If Lemann's fantasy of blamelessness is true, then what was Scooter Libby thinking when he signed his "Classified Information Nondisclosure Agreement," a requirement for his high-level White House security clearance? Compare Lemann's fantasy -- no one's to blame, everyone's just a mischievous pixie! -- to the following excerpt from page 2 of Scooter Libby's indictment:

On or about January 23, 2001, LIBBY executed a written
'Classified Information Nondisclosure Agreement,' stating
in part that 'I understand and accept that by being granted
access to classified information, special confidence and trust
shall be placed in me by the United States Government,'
and that 'I have been advised that the unauthorized
disclosure, unauthorized retention, or negligent handling of
classified information by me could cause damage or
irreparable injury to the United States or could be used to
advantage by a foreign nation.'

He broke the law. He knew it. Judith Miller helped him, just like she helped create the myths that justified the war. Maybe Lemann was too busy chasing a mouse or licking his fur when he wrote: "The people involved in the Wilson affair were [. . .] behaving as they would normally behave, and not as people cognizant of the possibility of criminal prosecution would behave." Possibly they did behave this way. But this is not the issue. Libby can behave any way he wants (the pixie!), as long as he accepts the consequences of Title 18, United States Code, Section 793, and Executive Order 12958 (as modified by Executive Order 13292), which makes it a crime to disclose classified information to those not authorized to receive it.

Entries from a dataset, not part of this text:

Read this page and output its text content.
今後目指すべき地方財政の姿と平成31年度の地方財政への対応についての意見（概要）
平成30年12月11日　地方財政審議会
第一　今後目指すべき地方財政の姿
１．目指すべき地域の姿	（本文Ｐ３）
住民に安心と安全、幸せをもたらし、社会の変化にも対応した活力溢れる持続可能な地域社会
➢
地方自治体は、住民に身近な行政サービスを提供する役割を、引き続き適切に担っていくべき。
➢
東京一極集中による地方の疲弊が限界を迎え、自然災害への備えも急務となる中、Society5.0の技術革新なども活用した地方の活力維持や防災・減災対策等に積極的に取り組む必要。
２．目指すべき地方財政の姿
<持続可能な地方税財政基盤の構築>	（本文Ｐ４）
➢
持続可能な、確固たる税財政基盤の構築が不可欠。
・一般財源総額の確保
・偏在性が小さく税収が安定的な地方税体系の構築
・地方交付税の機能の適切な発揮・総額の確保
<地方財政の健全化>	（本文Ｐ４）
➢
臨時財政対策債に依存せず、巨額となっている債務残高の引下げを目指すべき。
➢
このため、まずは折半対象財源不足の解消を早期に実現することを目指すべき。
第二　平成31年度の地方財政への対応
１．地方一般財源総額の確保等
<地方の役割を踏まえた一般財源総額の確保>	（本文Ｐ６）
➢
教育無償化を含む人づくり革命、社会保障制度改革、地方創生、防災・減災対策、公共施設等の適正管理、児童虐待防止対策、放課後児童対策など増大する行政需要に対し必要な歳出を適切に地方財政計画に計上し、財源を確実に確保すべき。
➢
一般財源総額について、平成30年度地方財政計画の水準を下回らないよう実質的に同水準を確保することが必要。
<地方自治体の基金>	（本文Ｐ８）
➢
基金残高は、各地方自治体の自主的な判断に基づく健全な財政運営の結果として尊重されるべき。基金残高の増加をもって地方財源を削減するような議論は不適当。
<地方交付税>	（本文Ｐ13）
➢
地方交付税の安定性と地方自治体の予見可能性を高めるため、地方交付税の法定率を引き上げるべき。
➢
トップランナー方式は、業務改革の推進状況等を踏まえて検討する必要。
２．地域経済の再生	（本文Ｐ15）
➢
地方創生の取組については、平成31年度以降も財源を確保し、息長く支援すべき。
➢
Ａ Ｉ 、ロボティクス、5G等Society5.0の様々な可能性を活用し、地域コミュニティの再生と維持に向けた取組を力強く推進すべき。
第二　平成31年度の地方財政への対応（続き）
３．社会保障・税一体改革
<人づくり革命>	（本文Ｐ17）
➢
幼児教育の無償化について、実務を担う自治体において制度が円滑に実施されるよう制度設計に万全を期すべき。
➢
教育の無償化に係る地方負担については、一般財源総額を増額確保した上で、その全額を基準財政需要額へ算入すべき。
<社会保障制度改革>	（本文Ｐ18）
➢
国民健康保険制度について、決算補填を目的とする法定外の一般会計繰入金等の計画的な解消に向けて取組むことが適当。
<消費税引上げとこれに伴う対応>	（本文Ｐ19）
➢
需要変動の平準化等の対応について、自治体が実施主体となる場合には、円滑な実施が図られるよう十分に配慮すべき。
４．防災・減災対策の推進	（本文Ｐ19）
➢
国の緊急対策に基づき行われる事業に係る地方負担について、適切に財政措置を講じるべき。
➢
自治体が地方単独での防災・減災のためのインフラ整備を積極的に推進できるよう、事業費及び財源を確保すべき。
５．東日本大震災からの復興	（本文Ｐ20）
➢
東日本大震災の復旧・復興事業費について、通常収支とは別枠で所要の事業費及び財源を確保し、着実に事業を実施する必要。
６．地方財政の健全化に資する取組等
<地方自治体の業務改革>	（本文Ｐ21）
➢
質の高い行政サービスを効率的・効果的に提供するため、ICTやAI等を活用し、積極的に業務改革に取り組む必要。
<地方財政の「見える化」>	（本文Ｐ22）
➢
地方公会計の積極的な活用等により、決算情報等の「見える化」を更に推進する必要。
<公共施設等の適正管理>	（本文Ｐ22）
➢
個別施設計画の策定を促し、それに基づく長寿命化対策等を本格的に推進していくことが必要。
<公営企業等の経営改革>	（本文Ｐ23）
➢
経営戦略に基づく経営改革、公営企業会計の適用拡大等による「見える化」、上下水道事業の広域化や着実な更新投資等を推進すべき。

After all, a mouse I'm stalking can act as if nothing unusual is going on, but once I've wrapped my mouth around him, he can't say, "You're not supposed to eat me! I was behaving as I normally would behave, not behaving like a mouse cognizant of being stalked by a beautiful, dangerous cat would behave."

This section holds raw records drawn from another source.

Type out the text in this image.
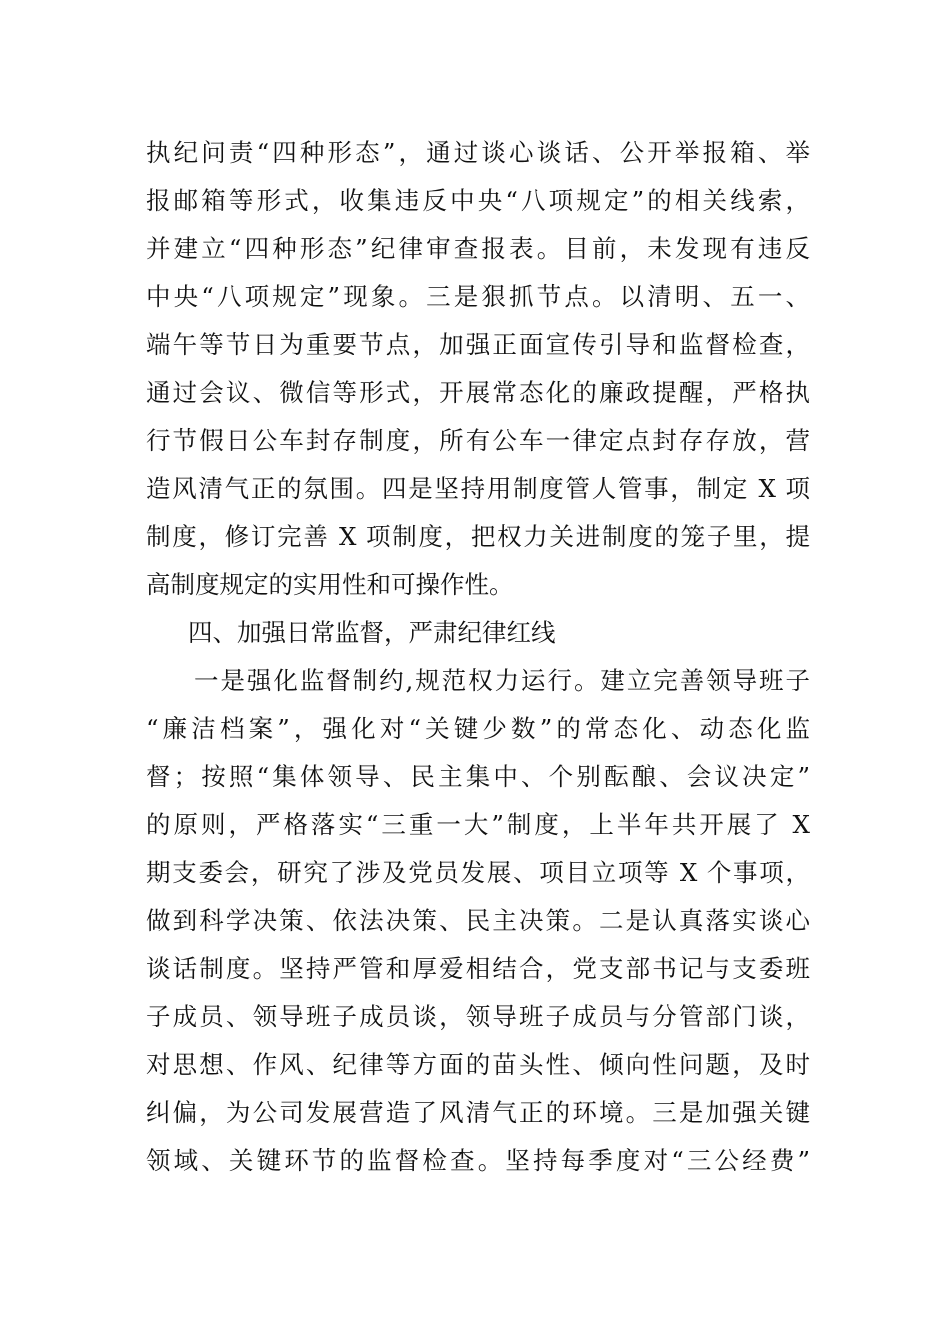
执纪问责“四种形态”，通过谈心谈话、公开举报箱、举
报邮箱等形式，收集违反中央“八项规定”的相关线索，
并建立“四种形态”纪律审查报表。目前，未发现有违反
中央“八项规定”现象。三是狠抓节点。以清明、五一、
端午等节日为重要节点，加强正面宣传引导和监督检查，
通过会议、微信等形式，开展常态化的廉政提醒，严格执
行节假日公车封存制度，所有公车一律定点封存存放，营
造风清气正的氛围。四是坚持用制度管人管事，制定 X 项
制度，修订完善 X 项制度，把权力关进制度的笼子里，提
高制度规定的实用性和可操作性。
四、加强日常监督，严肃纪律红线
一是强化监督制约,规范权力运行。建立完善领导班子
“廉洁档案”，强化对“关键少数”的常态化、动态化监
督；按照“集体领导、民主集中、个别酝酿、会议决定”
的原则，严格落实“三重一大”制度，上半年共开展了 X
期支委会，研究了涉及党员发展、项目立项等 X 个事项，
做到科学决策、依法决策、民主决策。二是认真落实谈心
谈话制度。坚持严管和厚爱相结合，党支部书记与支委班
子成员、领导班子成员谈，领导班子成员与分管部门谈，
对思想、作风、纪律等方面的苗头性、倾向性问题，及时
纠偏，为公司发展营造了风清气正的环境。三是加强关键
领域、关键环节的监督检查。坚持每季度对“三公经费”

Tuesday, November 01, 2005

Closed-Door Session

Woke up just in time to see Bill Frist on TV, stunned that the Democrats forced the Senate into secret session today. Poor Bill Frist -- no one prepared him for this when he took over Senate Majority leadership from whatsisname, the guy in the white hood. Senate Republicans feed Democrats their Science Diet Hairball Control pellets every morning, and the Democrats dutifully crouch at their bowls and eat, hoping for a can of wet food once per week. So who can blame Frist for being upset? After all, no one told him this was a democracy. And weren't checks and balances eliminated years ago?

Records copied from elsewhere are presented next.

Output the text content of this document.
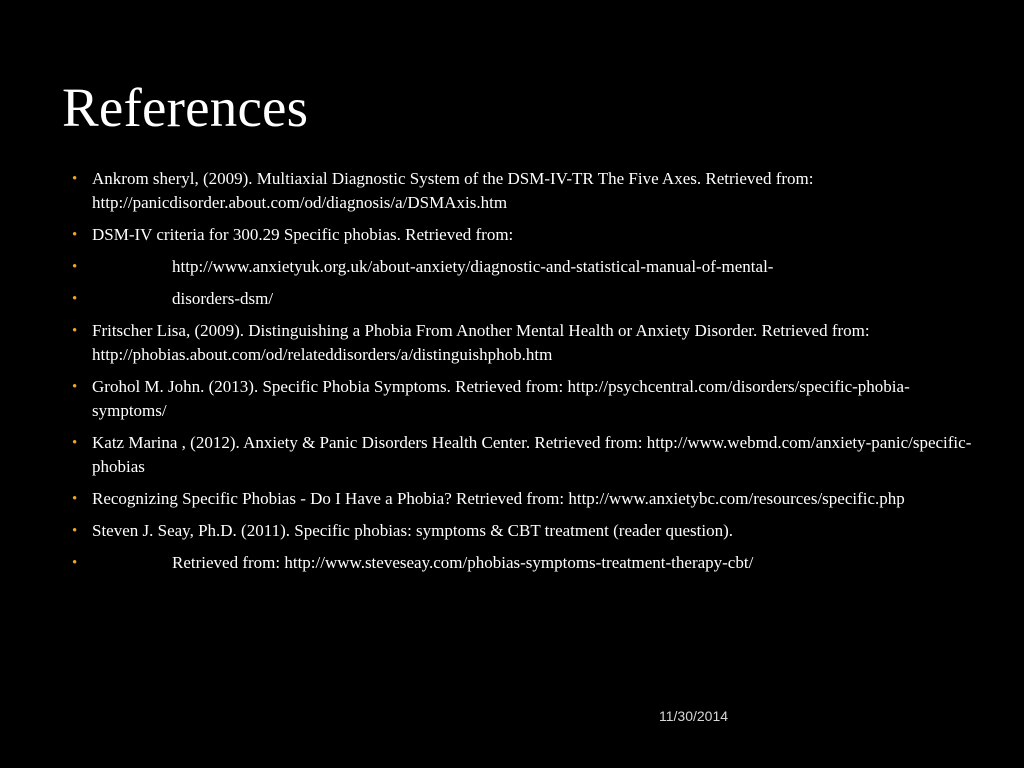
References
• Ankrom sheryl, (2009). Multiaxial Diagnostic System of the DSM-IV-TR The Five Axes. Retrieved from: http://panicdisorder.about.com/od/diagnosis/a/DSMAxis.htm
• DSM-IV criteria for 300.29 Specific phobias. Retrieved from:
•	http://www.anxietyuk.org.uk/about-anxiety/diagnostic-and-statistical-manual-of-mental-
•	disorders-dsm/
• Fritscher Lisa, (2009). Distinguishing a Phobia From Another Mental Health or Anxiety Disorder. Retrieved from: http://phobias.about.com/od/relateddisorders/a/distinguishphob.htm
• Grohol M. John. (2013). Specific Phobia Symptoms. Retrieved from: http://psychcentral.com/disorders/specific-phobia-symptoms/
• Katz Marina , (2012). Anxiety & Panic Disorders Health Center. Retrieved from: http://www.webmd.com/anxiety-panic/specific-phobias
• Recognizing Specific Phobias - Do I Have a Phobia? Retrieved from: http://www.anxietybc.com/resources/specific.php
• Steven J. Seay, Ph.D. (2011). Specific phobias: symptoms & CBT treatment (reader question).
•	Retrieved from: http://www.steveseay.com/phobias-symptoms-treatment-therapy-cbt/
11/30/2014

Feeling empathy for Frist, I called him over to the apartment for a special closed-door session in my litter box. I ordered the general public out of my li'l toilet. Dimmed the lights. He argued that the clump in the corner was yellowcake uranium. But I pointed out the distinct ammonia smell, and affirmed that it was a mound of litter mixed with this morning's pee. He said he distinctly smelled yellowcake uranium destined for Iraq. Oh, please. Look, I said, if that clump of dried pee is yellowcake uranium, then an absent-minded goldfish just swam underneath the back door and landed, flopping next to that pyramid of turds I just laid as a protest against prisoner abuse at Abu Ghraib. It just can't be, I continued, since fish obviously cannot swim into my litter box during closed-door session. He persisted (and of course claimed my precious poop was not shaped like an Abu Ghraib pyramid). Finally, I pushed him out of the box and back into the apartment. If Frist wants someone to believe anything he says, then he can call Judith Miller. As far as I'm concerned, he's a fucking bore.